I’m not one for New Years resolutions, but I enjoy the opportunity for reflection that the closing of one year and the beginning of a new one seems to allow.
In 2010, I traveled to Australia to the first time. The February trip was a lot of work, surf, sun, and important lessons.
Next up was North Carolina, to visit my friend who always jokes that she is “studying abroad” there.
My 25th birthday was spent at a lowkey wine bar in Santa Monica, where I had lived for quite some time, with friends I have loved for many years. Wonderful people, good wine and Santa Monica sunsets can make anyone think about staying forever.
May brought more celebrations and a family trip to the Grand Canyon.
But in June, I got the push (ok, shove) I needed. I spent a few days on those Santa Monica beaches, prepared an application to graduate school in Italy, and started seriously considering an international move.
It was a lot to think about, so I hopped in the car for a roadtrip to San Francisco, and then back down the California coast.
A California girl, through and through, I headed north once more for a weekend of wine tasting in Napa. (Plus maybe just a little bit of gambling in Tahoe).
Then, while I was fighting for a student visa and dichriazione di valore, I was lucky enough to be in Florida for my great-grandfather’s 100th birthday.
A few days, and a short trip with my mama to the Bahamas later, I had my life packed into two suitcases, bound for Rome.
In the past three months, I’ve learned a little bit of a new language, studied the international topics that I am passionate about, traveled to North Africa for the first time, gotten lost MANY times, and met absolutely amazing people from all over the world. I certainly would not have guessed that I would spend some of Christmas day trying to explain to a friend from Uganda that, in the US, we give our dogs clothes for Christmas.
So here I am, getting ready to celebrate Capodanno in Rome, with one of my oldest and dearest friends, as well as with a whole group of our newest friends.
But there was a moment this year, when and I had just gotten back from Morocco, my hair was a mess, my hands were covered in henna, my scarf was askew and I was in a huge rush to leave my apartment in Rome to make it to an economic conference with the President of Italy, when I caught a glimpse of myself in the mirror and thought, “What am I doing right now?”
As crazy as it sounds, I’m doing exactly what I am supposed to be doing, but if you had told me last New Years Eve that ANY of this would be in store for me in 2010, I never would have believed you.
If there is something you want to do in 2011, do it. If there is somewhere you want to move in 2011, move there. If there is a person you want to be in 2011, become that version of yourself.
Buon anno! Tanti auguri! May 2011 be more than you ever dreamed it could be.
8 thoughts on “Ciao, 2010!”
This is one of my fav posts! Love the last lines for some reason..
Happy New Year, rubita!! Enjoy all the new adventures 2011 will bring! Un besito gordo.

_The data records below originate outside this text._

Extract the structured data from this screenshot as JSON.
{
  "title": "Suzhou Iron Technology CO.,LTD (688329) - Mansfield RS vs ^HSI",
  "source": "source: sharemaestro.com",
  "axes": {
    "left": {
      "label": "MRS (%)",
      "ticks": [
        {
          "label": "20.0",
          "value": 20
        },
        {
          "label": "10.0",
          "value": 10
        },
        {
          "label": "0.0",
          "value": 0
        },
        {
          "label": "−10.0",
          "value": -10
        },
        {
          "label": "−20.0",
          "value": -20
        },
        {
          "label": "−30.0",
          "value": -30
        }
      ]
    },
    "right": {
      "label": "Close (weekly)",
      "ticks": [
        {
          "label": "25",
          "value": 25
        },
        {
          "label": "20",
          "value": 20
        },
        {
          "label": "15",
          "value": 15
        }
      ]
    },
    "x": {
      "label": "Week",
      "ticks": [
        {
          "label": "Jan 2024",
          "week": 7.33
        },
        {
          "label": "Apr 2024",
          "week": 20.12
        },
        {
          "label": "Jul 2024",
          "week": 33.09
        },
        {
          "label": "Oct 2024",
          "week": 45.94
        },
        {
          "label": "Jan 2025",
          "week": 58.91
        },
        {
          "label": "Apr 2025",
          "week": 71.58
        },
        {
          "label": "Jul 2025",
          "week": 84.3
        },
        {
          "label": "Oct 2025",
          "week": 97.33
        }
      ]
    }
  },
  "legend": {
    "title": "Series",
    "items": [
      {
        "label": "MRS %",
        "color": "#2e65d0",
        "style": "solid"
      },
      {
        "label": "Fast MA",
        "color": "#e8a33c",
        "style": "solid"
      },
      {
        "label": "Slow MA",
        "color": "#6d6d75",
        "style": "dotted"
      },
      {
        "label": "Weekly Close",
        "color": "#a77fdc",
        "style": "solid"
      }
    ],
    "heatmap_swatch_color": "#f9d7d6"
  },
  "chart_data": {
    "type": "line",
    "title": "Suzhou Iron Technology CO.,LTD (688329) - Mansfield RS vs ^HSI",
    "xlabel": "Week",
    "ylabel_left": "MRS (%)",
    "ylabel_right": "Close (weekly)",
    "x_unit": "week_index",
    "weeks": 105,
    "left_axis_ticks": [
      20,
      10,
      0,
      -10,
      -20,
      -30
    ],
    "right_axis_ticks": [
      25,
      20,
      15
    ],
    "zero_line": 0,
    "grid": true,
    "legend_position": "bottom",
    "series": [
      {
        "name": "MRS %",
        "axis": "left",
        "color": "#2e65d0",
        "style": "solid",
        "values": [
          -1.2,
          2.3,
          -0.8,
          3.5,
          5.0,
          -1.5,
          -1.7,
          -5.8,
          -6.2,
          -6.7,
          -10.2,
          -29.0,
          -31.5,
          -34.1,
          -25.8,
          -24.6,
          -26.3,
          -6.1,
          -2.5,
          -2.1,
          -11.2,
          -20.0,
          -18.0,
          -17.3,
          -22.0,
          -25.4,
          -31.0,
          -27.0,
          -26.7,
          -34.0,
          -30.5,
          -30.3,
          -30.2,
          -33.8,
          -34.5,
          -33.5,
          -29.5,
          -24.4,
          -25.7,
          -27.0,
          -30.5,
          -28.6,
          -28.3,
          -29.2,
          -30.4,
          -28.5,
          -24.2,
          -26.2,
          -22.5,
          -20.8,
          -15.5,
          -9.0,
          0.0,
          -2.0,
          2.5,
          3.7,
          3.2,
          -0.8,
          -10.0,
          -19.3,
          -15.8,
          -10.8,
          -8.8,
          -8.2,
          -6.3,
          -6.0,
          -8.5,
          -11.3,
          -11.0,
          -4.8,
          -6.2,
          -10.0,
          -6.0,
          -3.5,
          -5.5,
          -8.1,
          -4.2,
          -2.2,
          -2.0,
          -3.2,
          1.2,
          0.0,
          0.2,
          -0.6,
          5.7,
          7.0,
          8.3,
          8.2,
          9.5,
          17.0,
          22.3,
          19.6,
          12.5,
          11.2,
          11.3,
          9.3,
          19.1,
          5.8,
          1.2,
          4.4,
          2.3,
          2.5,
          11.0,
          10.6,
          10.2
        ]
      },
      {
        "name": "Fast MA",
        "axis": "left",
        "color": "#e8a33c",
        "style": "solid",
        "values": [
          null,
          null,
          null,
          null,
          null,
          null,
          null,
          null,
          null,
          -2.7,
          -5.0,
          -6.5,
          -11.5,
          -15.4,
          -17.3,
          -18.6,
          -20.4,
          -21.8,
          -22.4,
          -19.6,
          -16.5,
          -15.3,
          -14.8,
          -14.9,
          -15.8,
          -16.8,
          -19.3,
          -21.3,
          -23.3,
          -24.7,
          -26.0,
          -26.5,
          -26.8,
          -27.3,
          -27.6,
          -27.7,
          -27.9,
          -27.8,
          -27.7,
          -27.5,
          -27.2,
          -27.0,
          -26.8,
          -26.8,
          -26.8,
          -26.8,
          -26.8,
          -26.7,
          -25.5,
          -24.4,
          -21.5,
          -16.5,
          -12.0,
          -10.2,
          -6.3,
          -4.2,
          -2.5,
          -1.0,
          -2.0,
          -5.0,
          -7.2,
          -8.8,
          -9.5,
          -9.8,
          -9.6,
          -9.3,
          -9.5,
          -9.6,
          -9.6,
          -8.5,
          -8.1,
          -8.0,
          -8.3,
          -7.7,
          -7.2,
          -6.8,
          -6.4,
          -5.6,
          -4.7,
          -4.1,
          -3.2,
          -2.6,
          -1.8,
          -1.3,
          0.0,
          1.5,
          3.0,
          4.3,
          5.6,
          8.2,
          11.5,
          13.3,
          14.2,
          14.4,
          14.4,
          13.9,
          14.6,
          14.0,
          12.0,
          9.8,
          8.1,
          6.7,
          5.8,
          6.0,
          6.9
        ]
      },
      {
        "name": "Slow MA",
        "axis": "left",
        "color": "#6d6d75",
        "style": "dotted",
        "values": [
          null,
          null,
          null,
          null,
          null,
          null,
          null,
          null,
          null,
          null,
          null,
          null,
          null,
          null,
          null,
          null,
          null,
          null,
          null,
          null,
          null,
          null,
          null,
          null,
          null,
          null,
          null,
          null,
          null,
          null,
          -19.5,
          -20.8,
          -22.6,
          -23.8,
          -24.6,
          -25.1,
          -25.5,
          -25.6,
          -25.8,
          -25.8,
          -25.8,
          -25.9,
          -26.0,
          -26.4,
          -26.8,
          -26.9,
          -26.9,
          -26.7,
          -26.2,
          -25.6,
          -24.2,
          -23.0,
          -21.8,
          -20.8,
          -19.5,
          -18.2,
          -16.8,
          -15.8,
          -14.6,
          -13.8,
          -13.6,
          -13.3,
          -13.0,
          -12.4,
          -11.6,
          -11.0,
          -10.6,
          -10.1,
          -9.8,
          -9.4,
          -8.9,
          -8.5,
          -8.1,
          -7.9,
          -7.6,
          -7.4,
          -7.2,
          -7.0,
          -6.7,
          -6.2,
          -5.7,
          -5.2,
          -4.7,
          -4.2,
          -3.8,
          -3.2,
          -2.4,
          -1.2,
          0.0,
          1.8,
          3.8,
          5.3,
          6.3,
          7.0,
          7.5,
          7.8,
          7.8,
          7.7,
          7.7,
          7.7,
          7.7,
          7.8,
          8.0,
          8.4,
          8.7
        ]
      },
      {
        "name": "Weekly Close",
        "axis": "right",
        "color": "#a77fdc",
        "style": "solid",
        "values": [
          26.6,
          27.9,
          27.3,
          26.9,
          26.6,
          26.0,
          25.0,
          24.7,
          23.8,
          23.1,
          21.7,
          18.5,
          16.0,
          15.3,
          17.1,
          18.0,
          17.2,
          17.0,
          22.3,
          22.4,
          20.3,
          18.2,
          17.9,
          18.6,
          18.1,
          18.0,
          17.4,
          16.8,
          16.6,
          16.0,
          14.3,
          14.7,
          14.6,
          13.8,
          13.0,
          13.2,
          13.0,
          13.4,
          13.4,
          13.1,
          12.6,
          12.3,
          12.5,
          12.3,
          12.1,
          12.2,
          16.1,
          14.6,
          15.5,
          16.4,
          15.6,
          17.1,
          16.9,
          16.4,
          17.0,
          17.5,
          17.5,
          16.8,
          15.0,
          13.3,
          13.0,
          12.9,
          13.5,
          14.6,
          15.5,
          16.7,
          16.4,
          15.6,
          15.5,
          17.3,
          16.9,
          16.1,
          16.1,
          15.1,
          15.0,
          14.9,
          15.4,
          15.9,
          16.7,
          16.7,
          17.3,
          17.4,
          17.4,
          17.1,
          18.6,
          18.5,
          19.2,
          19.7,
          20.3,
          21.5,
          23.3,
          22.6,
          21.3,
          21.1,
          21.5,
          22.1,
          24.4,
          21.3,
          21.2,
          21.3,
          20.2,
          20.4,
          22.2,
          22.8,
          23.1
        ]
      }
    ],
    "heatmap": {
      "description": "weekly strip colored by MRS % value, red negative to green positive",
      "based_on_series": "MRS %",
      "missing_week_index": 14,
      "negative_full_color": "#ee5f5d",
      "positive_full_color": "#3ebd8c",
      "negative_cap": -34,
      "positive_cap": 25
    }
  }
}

Have a great New Year with lots of lovely travel. I did a review of my travels last year also. When you look back is reminds you how far you went.
WOW! What a year. I think you MIGHT have the travel bug. You might want to have that looked at by a profficional. It is possible to live with as long as you maintain a steady diet of sun, postcard writing, food experimentation, and adventure…with a side of healthy picture taking. Good luck to you.
I’m still smiling…
Wow! You’re talking to me. I’m an American who has been living in latin countries for the past 11 years. I’m 26. Without making any plans for a change…the thought of Italy came to my mind during the New Year vacations and I’m determined to go there. That is exactly what I want to do for 2011. I came across your blog looking up Italy. Do you have any tips on how I can aquire a working visa? I hear it’s impossible. But impossible doesn’t dissuade me. If you have any info, I’d appreciate it.
They’re tricky, but not impossible. I’m not going to lie, most of the people I know that work in Italy, don’t have their papers, so there are lots of employers that are sketchy enough to work around them. Start contacting companies and applying now, because it’s actually easier to get the work permit before you’re in Italy. Try schools that hire international mother-tongue English speakers, as well as corporations that have offices outside of Italy. They tend to have more experience hiring non-Italian workers.
Good luck! All the work will be worth it once you’re in Italia!
While I realize that this was posted quite a while ago, I think this is an appropriate post to comment on. Ten months ago, my family and I decided we wanted to move to Rome. To prepare for the big trip, I looked for any and all blogs about living in Italy, or more specifically, Rome. And I found your blog.
Just thought you should know that we are leaving the US in two weeks, and your blog has been wonderful for keeping us inspired 🙂
Thank you so much!
Thanks so much for your comment! I hope you have an amazing time here in Rome and I am so glad to here the blog was a bit of help.